I completely agree with that. I had had my time on all the apps and every first date was at a wine bar and I was probably pretty tipsy, it never worked out. My first sober date was during the very first lockdown, we had to sit in the park two metres apart in masks but we ended up having such an amazing time and there was clearly something in that because nearly 2 years on he’s still my boyfriend! 

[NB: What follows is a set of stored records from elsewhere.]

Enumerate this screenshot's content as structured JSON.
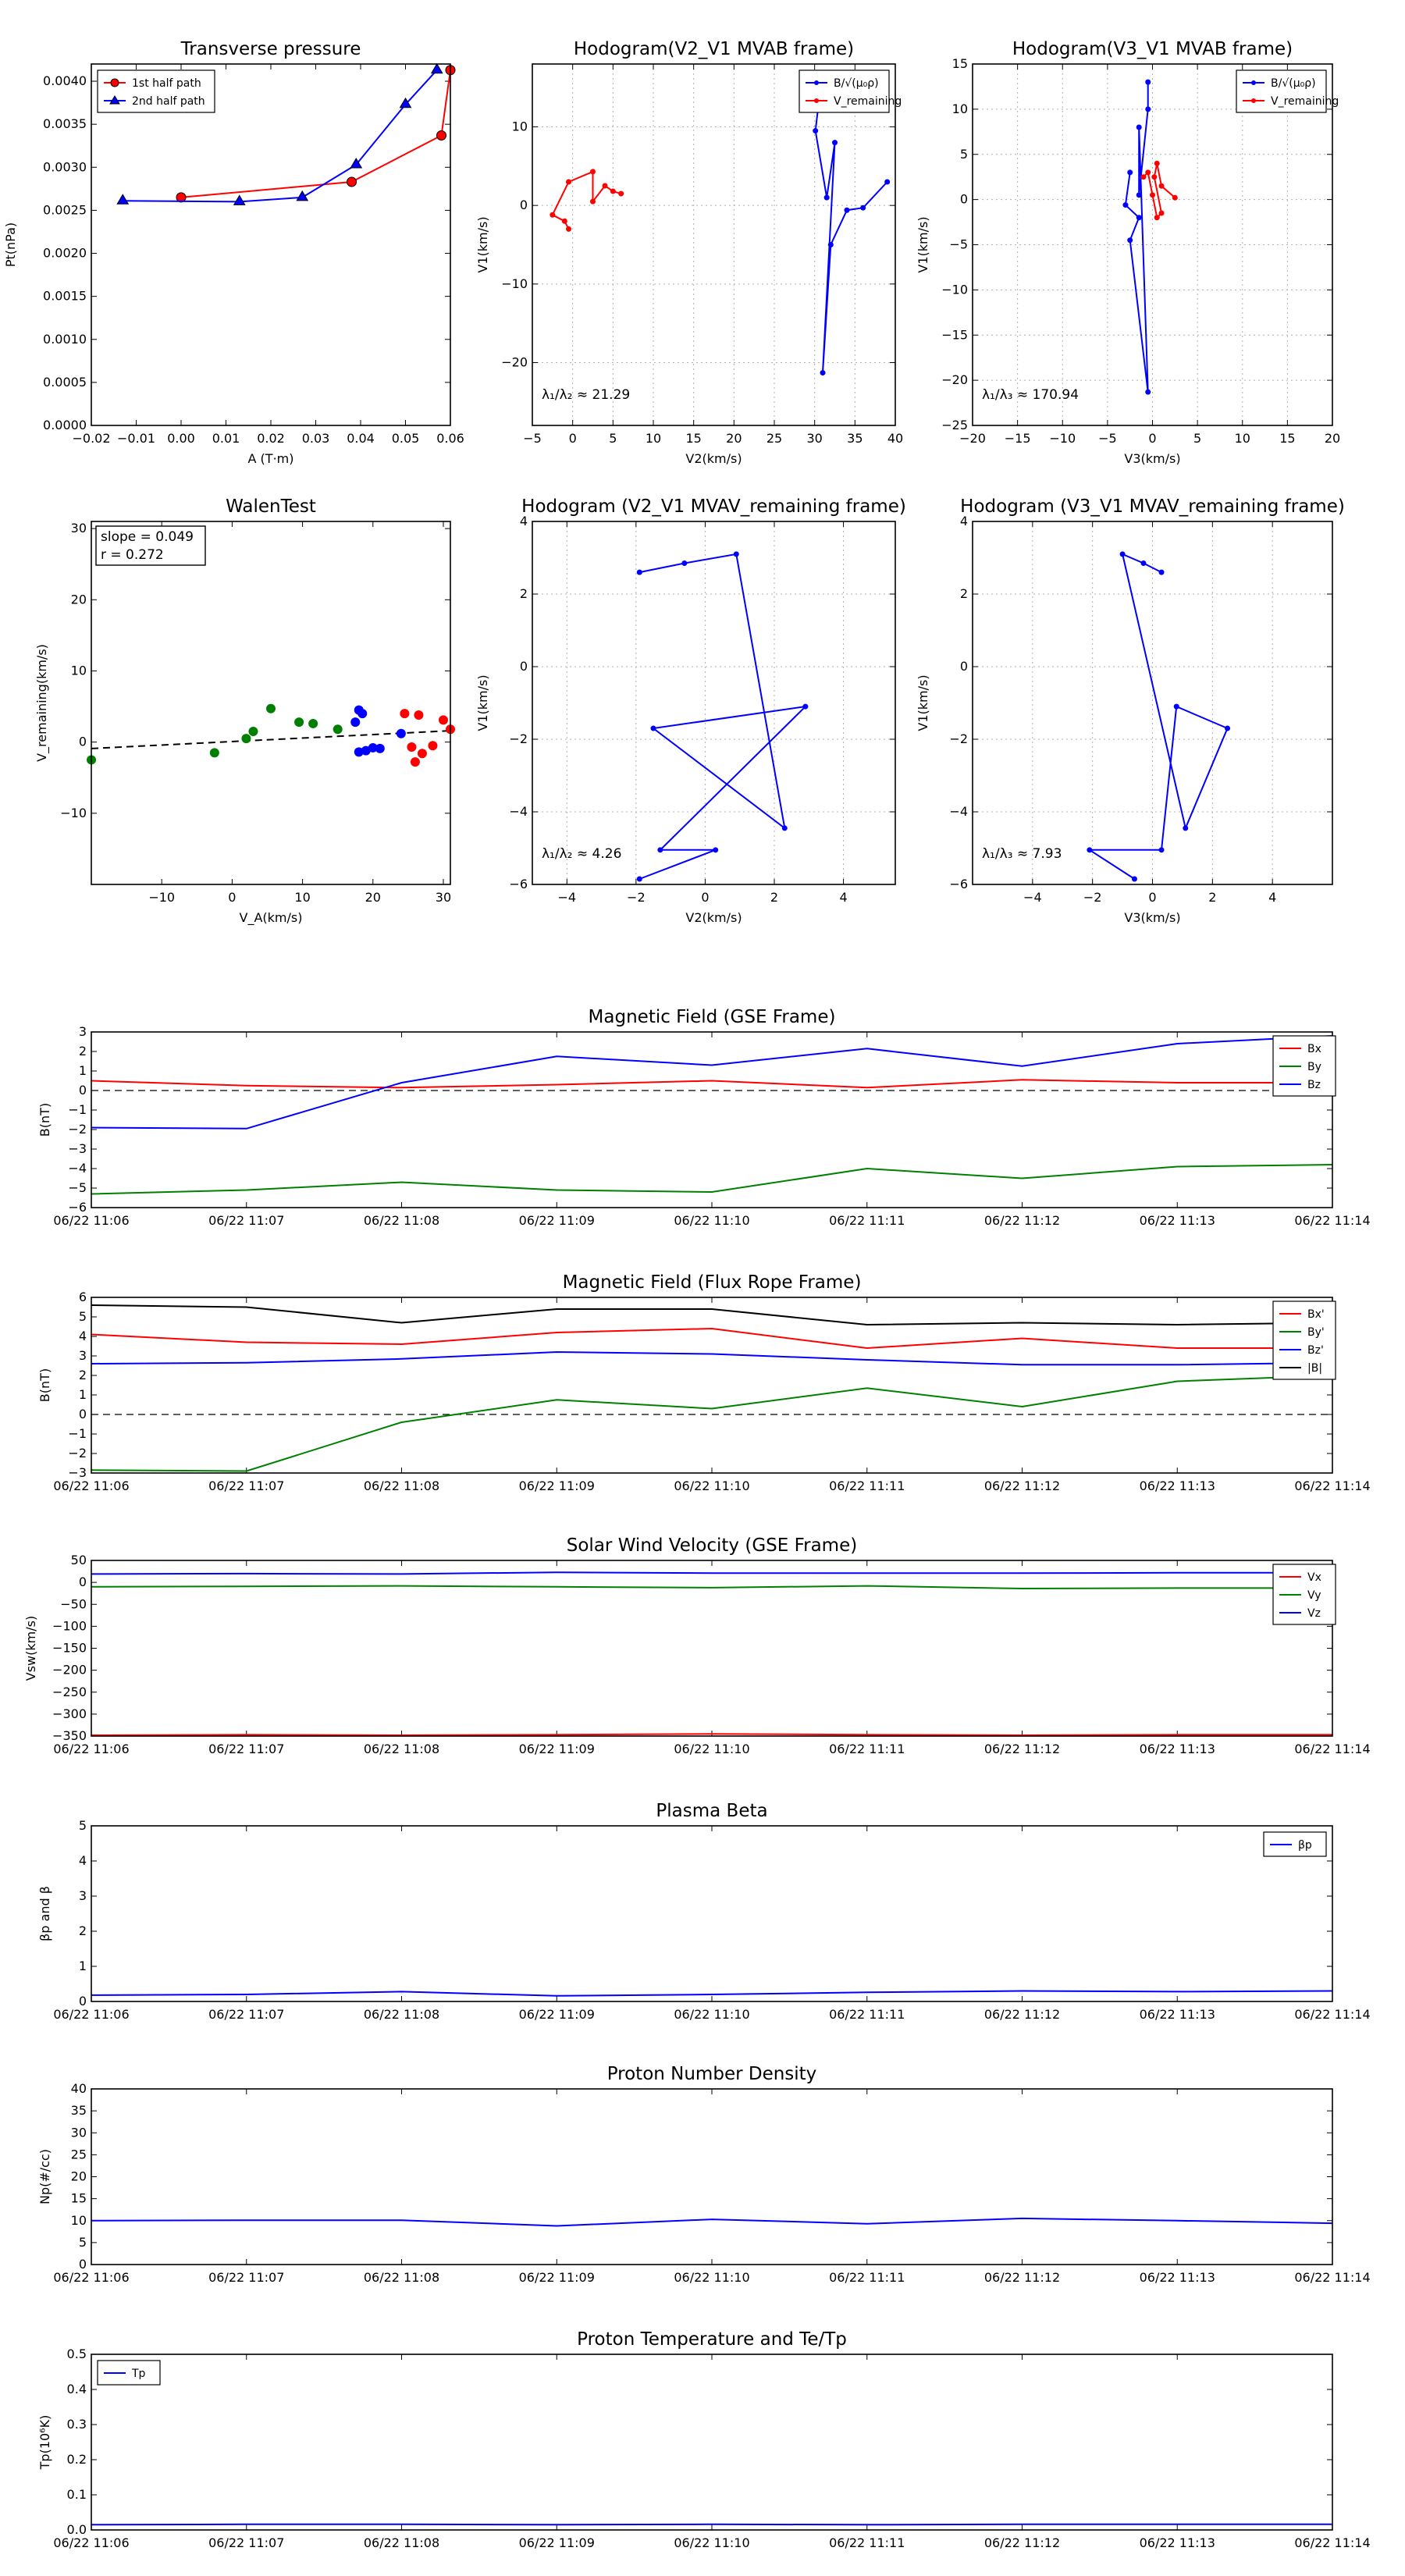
{
  "colors": {
    "red": "#ff0000",
    "green": "#008000",
    "blue": "#0000ff",
    "black": "#000000",
    "grid": "#b0b0b0"
  },
  "chart_data": [
    {
      "id": "tp",
      "type": "line",
      "title": "Transverse pressure",
      "xlabel": "A (T·m)",
      "ylabel": "Pt(nPa)",
      "xlim": [
        -0.02,
        0.06
      ],
      "ylim": [
        0,
        0.0042
      ],
      "xticks": [
        "−0.02",
        "−0.01",
        "0.00",
        "0.01",
        "0.02",
        "0.03",
        "0.04",
        "0.05",
        "0.06"
      ],
      "yticks": [
        "0.0000",
        "0.0005",
        "0.0010",
        "0.0015",
        "0.0020",
        "0.0025",
        "0.0030",
        "0.0035",
        "0.0040"
      ],
      "legend_position": "upper-left",
      "series": [
        {
          "name": "1st half path",
          "color": "red",
          "marker": "circle",
          "x": [
            0.0,
            0.038,
            0.058,
            0.06
          ],
          "y": [
            0.00265,
            0.00283,
            0.00337,
            0.00413
          ]
        },
        {
          "name": "2nd half path",
          "color": "blue",
          "marker": "triangle",
          "x": [
            -0.013,
            0.013,
            0.027,
            0.039,
            0.05,
            0.057
          ],
          "y": [
            0.00261,
            0.0026,
            0.00265,
            0.00303,
            0.00373,
            0.00413
          ]
        }
      ]
    },
    {
      "id": "h21",
      "type": "line",
      "title": "Hodogram(V2_V1 MVAB frame)",
      "xlabel": "V2(km/s)",
      "ylabel": "V1(km/s)",
      "xlim": [
        -5,
        40
      ],
      "ylim": [
        -28,
        18
      ],
      "xticks": [
        "−5",
        "0",
        "5",
        "10",
        "15",
        "20",
        "25",
        "30",
        "35",
        "40"
      ],
      "yticks": [
        "−20",
        "−10",
        "0",
        "10"
      ],
      "annotation": "λ₁/λ₂ ≈ 21.29",
      "legend_position": "upper-right",
      "series": [
        {
          "name": "B/√(μ₀ρ)",
          "color": "blue",
          "x": [
            30.5,
            30.1,
            31.5,
            32.5,
            31.0,
            32.0,
            34.0,
            36.0,
            39.0
          ],
          "y": [
            13.0,
            9.5,
            1.0,
            8.0,
            -21.3,
            -5.0,
            -0.6,
            -0.3,
            3.0
          ]
        },
        {
          "name": "V_remaining",
          "color": "red",
          "x": [
            -0.5,
            -1.0,
            -2.5,
            -0.5,
            2.5,
            2.5,
            4.0,
            5.0,
            6.0
          ],
          "y": [
            -3.0,
            -2.0,
            -1.2,
            3.0,
            4.3,
            0.5,
            2.5,
            1.8,
            1.5
          ]
        }
      ]
    },
    {
      "id": "h31",
      "type": "line",
      "title": "Hodogram(V3_V1 MVAB frame)",
      "xlabel": "V3(km/s)",
      "ylabel": "V1(km/s)",
      "xlim": [
        -20,
        20
      ],
      "ylim": [
        -25,
        15
      ],
      "xticks": [
        "−20",
        "−15",
        "−10",
        "−5",
        "0",
        "5",
        "10",
        "15",
        "20"
      ],
      "yticks": [
        "−25",
        "−20",
        "−15",
        "−10",
        "−5",
        "0",
        "5",
        "10",
        "15"
      ],
      "annotation": "λ₁/λ₃ ≈ 170.94",
      "legend_position": "upper-right",
      "series": [
        {
          "name": "B/√(μ₀ρ)",
          "color": "blue",
          "x": [
            -0.5,
            -0.5,
            -1.5,
            -1.5,
            -0.5,
            -2.5,
            -1.5,
            -3.0,
            -2.5
          ],
          "y": [
            13.0,
            10.0,
            0.5,
            8.0,
            -21.3,
            -4.5,
            -2.0,
            -0.6,
            3.0
          ]
        },
        {
          "name": "V_remaining",
          "color": "red",
          "x": [
            2.5,
            1.0,
            0.5,
            0.2,
            1.0,
            0.5,
            0.0,
            -0.5,
            -1.0
          ],
          "y": [
            0.2,
            1.5,
            4.0,
            2.5,
            -1.5,
            -2.0,
            0.5,
            3.0,
            2.5
          ]
        }
      ]
    },
    {
      "id": "walen",
      "type": "scatter",
      "title": "WalenTest",
      "xlabel": "V_A(km/s)",
      "ylabel": "V_remaining(km/s)",
      "xlim": [
        -20,
        31
      ],
      "ylim": [
        -20,
        31
      ],
      "xticks": [
        "−10",
        "0",
        "10",
        "20",
        "30"
      ],
      "yticks": [
        "−10",
        "0",
        "10",
        "20",
        "30"
      ],
      "annotations": [
        "slope = 0.049",
        "r = 0.272"
      ],
      "fit": {
        "slope": 0.049,
        "x": [
          -20,
          31
        ],
        "y": [
          -0.9,
          1.6
        ]
      },
      "series": [
        {
          "color": "green",
          "x": [
            -20,
            -2.5,
            2,
            3,
            5.5,
            9.5,
            11.5,
            15
          ],
          "y": [
            -2.5,
            -1.5,
            0.5,
            1.5,
            4.7,
            2.8,
            2.6,
            1.8
          ]
        },
        {
          "color": "blue",
          "x": [
            17.5,
            18,
            18.5,
            18,
            19,
            20,
            21,
            24
          ],
          "y": [
            2.8,
            4.5,
            4,
            -1.4,
            -1.2,
            -0.8,
            -0.9,
            1.2
          ]
        },
        {
          "color": "red",
          "x": [
            24.5,
            25.5,
            26,
            26.5,
            27,
            28.5,
            30,
            31
          ],
          "y": [
            4,
            -0.7,
            -2.8,
            3.8,
            -1.6,
            -0.5,
            3.1,
            1.8
          ]
        }
      ]
    },
    {
      "id": "hr21",
      "type": "line",
      "title": "Hodogram (V2_V1 MVAV_remaining frame)",
      "xlabel": "V2(km/s)",
      "ylabel": "V1(km/s)",
      "xlim": [
        -5,
        5.5
      ],
      "ylim": [
        -6,
        4
      ],
      "xticks": [
        "−4",
        "−2",
        "0",
        "2",
        "4"
      ],
      "yticks": [
        "−6",
        "−4",
        "−2",
        "0",
        "2",
        "4"
      ],
      "annotation": "λ₁/λ₂ ≈ 4.26",
      "series": [
        {
          "color": "blue",
          "x": [
            -1.9,
            -0.6,
            0.9,
            2.3,
            -1.5,
            2.9,
            -1.3,
            0.3,
            -1.9
          ],
          "y": [
            2.6,
            2.85,
            3.1,
            -4.45,
            -1.7,
            -1.1,
            -5.05,
            -5.05,
            -5.85
          ]
        }
      ]
    },
    {
      "id": "hr31",
      "type": "line",
      "title": "Hodogram (V3_V1 MVAV_remaining frame)",
      "xlabel": "V3(km/s)",
      "ylabel": "V1(km/s)",
      "xlim": [
        -6,
        6
      ],
      "ylim": [
        -6,
        4
      ],
      "xticks": [
        "−4",
        "−2",
        "0",
        "2",
        "4"
      ],
      "yticks": [
        "−6",
        "−4",
        "−2",
        "0",
        "2",
        "4"
      ],
      "annotation": "λ₁/λ₃ ≈ 7.93",
      "series": [
        {
          "color": "blue",
          "x": [
            0.3,
            -0.3,
            -1.0,
            1.1,
            2.5,
            0.8,
            0.3,
            -2.1,
            -0.6
          ],
          "y": [
            2.6,
            2.85,
            3.1,
            -4.45,
            -1.7,
            -1.1,
            -5.05,
            -5.05,
            -5.85
          ]
        }
      ]
    },
    {
      "id": "bgse",
      "type": "line",
      "title": "Magnetic Field (GSE Frame)",
      "ylabel": "B(nT)",
      "ylim": [
        -6,
        3
      ],
      "yticks": [
        "−6",
        "−5",
        "−4",
        "−3",
        "−2",
        "−1",
        "0",
        "1",
        "2",
        "3"
      ],
      "categories": [
        "06/22 11:06",
        "06/22 11:07",
        "06/22 11:08",
        "06/22 11:09",
        "06/22 11:10",
        "06/22 11:11",
        "06/22 11:12",
        "06/22 11:13",
        "06/22 11:14"
      ],
      "zero_line": true,
      "legend_position": "right",
      "series": [
        {
          "name": "Bx",
          "color": "red",
          "values": [
            0.5,
            0.25,
            0.15,
            0.3,
            0.5,
            0.15,
            0.55,
            0.4,
            0.4
          ]
        },
        {
          "name": "By",
          "color": "green",
          "values": [
            -5.3,
            -5.1,
            -4.7,
            -5.1,
            -5.2,
            -4.0,
            -4.5,
            -3.9,
            -3.8
          ]
        },
        {
          "name": "Bz",
          "color": "blue",
          "values": [
            -1.9,
            -1.95,
            0.4,
            1.75,
            1.3,
            2.15,
            1.25,
            2.4,
            2.8
          ]
        }
      ]
    },
    {
      "id": "bfr",
      "type": "line",
      "title": "Magnetic Field (Flux Rope Frame)",
      "ylabel": "B(nT)",
      "ylim": [
        -3,
        6
      ],
      "yticks": [
        "−3",
        "−2",
        "−1",
        "0",
        "1",
        "2",
        "3",
        "4",
        "5",
        "6"
      ],
      "categories": [
        "06/22 11:06",
        "06/22 11:07",
        "06/22 11:08",
        "06/22 11:09",
        "06/22 11:10",
        "06/22 11:11",
        "06/22 11:12",
        "06/22 11:13",
        "06/22 11:14"
      ],
      "zero_line": true,
      "legend_position": "right",
      "series": [
        {
          "name": "Bx'",
          "color": "red",
          "values": [
            4.1,
            3.7,
            3.6,
            4.2,
            4.4,
            3.4,
            3.9,
            3.4,
            3.4
          ]
        },
        {
          "name": "By'",
          "color": "green",
          "values": [
            -2.85,
            -2.9,
            -0.4,
            0.75,
            0.3,
            1.35,
            0.4,
            1.7,
            2.0
          ]
        },
        {
          "name": "Bz'",
          "color": "blue",
          "values": [
            2.6,
            2.65,
            2.85,
            3.2,
            3.1,
            2.8,
            2.55,
            2.55,
            2.65
          ]
        },
        {
          "name": "|B|",
          "color": "black",
          "values": [
            5.6,
            5.5,
            4.7,
            5.4,
            5.4,
            4.6,
            4.7,
            4.6,
            4.7
          ]
        }
      ]
    },
    {
      "id": "vsw",
      "type": "line",
      "title": "Solar Wind Velocity (GSE Frame)",
      "ylabel": "Vsw(km/s)",
      "ylim": [
        -350,
        50
      ],
      "yticks": [
        "−350",
        "−300",
        "−250",
        "−200",
        "−150",
        "−100",
        "−50",
        "0",
        "50"
      ],
      "categories": [
        "06/22 11:06",
        "06/22 11:07",
        "06/22 11:08",
        "06/22 11:09",
        "06/22 11:10",
        "06/22 11:11",
        "06/22 11:12",
        "06/22 11:13",
        "06/22 11:14"
      ],
      "legend_position": "right",
      "series": [
        {
          "name": "Vx",
          "color": "red",
          "values": [
            -348,
            -347,
            -348,
            -347,
            -345,
            -347,
            -348,
            -347,
            -347
          ]
        },
        {
          "name": "Vy",
          "color": "green",
          "values": [
            -10,
            -9,
            -8,
            -10,
            -12,
            -8,
            -14,
            -13,
            -13
          ]
        },
        {
          "name": "Vz",
          "color": "blue",
          "values": [
            19,
            20,
            19,
            23,
            21,
            21,
            21,
            22,
            22
          ]
        }
      ]
    },
    {
      "id": "beta",
      "type": "line",
      "title": "Plasma Beta",
      "ylabel": "βp and β",
      "ylim": [
        0,
        5
      ],
      "yticks": [
        "0",
        "1",
        "2",
        "3",
        "4",
        "5"
      ],
      "categories": [
        "06/22 11:06",
        "06/22 11:07",
        "06/22 11:08",
        "06/22 11:09",
        "06/22 11:10",
        "06/22 11:11",
        "06/22 11:12",
        "06/22 11:13",
        "06/22 11:14"
      ],
      "legend_position": "upper-right",
      "series": [
        {
          "name": "βp",
          "color": "blue",
          "values": [
            0.18,
            0.2,
            0.28,
            0.16,
            0.2,
            0.26,
            0.3,
            0.28,
            0.3
          ]
        }
      ]
    },
    {
      "id": "np",
      "type": "line",
      "title": "Proton Number Density",
      "ylabel": "Np(#/cc)",
      "ylim": [
        0,
        40
      ],
      "yticks": [
        "0",
        "5",
        "10",
        "15",
        "20",
        "25",
        "30",
        "35",
        "40"
      ],
      "categories": [
        "06/22 11:06",
        "06/22 11:07",
        "06/22 11:08",
        "06/22 11:09",
        "06/22 11:10",
        "06/22 11:11",
        "06/22 11:12",
        "06/22 11:13",
        "06/22 11:14"
      ],
      "series": [
        {
          "name": "Np",
          "color": "blue",
          "values": [
            10.0,
            10.1,
            10.1,
            8.8,
            10.3,
            9.3,
            10.5,
            10.0,
            9.4
          ]
        }
      ]
    },
    {
      "id": "tp2",
      "type": "line",
      "title": "Proton Temperature and Te/Tp",
      "ylabel": "Tp(10⁶K)",
      "ylim": [
        0,
        0.5
      ],
      "yticks": [
        "0.0",
        "0.1",
        "0.2",
        "0.3",
        "0.4",
        "0.5"
      ],
      "categories": [
        "06/22 11:06",
        "06/22 11:07",
        "06/22 11:08",
        "06/22 11:09",
        "06/22 11:10",
        "06/22 11:11",
        "06/22 11:12",
        "06/22 11:13",
        "06/22 11:14"
      ],
      "legend_position": "upper-left",
      "series": [
        {
          "name": "Tp",
          "color": "blue",
          "values": [
            0.015,
            0.016,
            0.016,
            0.015,
            0.016,
            0.015,
            0.016,
            0.016,
            0.016
          ]
        }
      ]
    }
  ]
}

Exactly! If you are sitting in daylight, sober, spending time with someone, it is  a much more vulnerable experience.  Not everyone feels ready to do that, but it gives you a much better idea of who someone is and if they're worth investing a second date in. Our mission has always been to create, or facilitate healthy and equal relationships. When Bumble began it was before social movements such as  ‘Me Too’ and ‘Time’s Up’, and Whitney was really at the forefront of this kind of thinking, so how we continue that mission into the future is really exciting. A lot of people believe that gender equality is kind of done. It is not. Often when we survey our audience, they will tell us that while relationships are more equal these days, and that traditional gender roles can hold you back in a relationship, they're very easy to fall into. For us it is about demonstrating that our mission to empower women is just as relevant today as it ever wasIThere are so many examples across the world that show us that this is the case Non-binary and Trans people are absolutely included in our mission, and you don't have to look very far to see ways in which those communities are suffering right now, and they need our support. There's so much more work to do in ending misogynistic gender roles, and tearing down these patriarchal constructs. We're really excited to be part of that journey.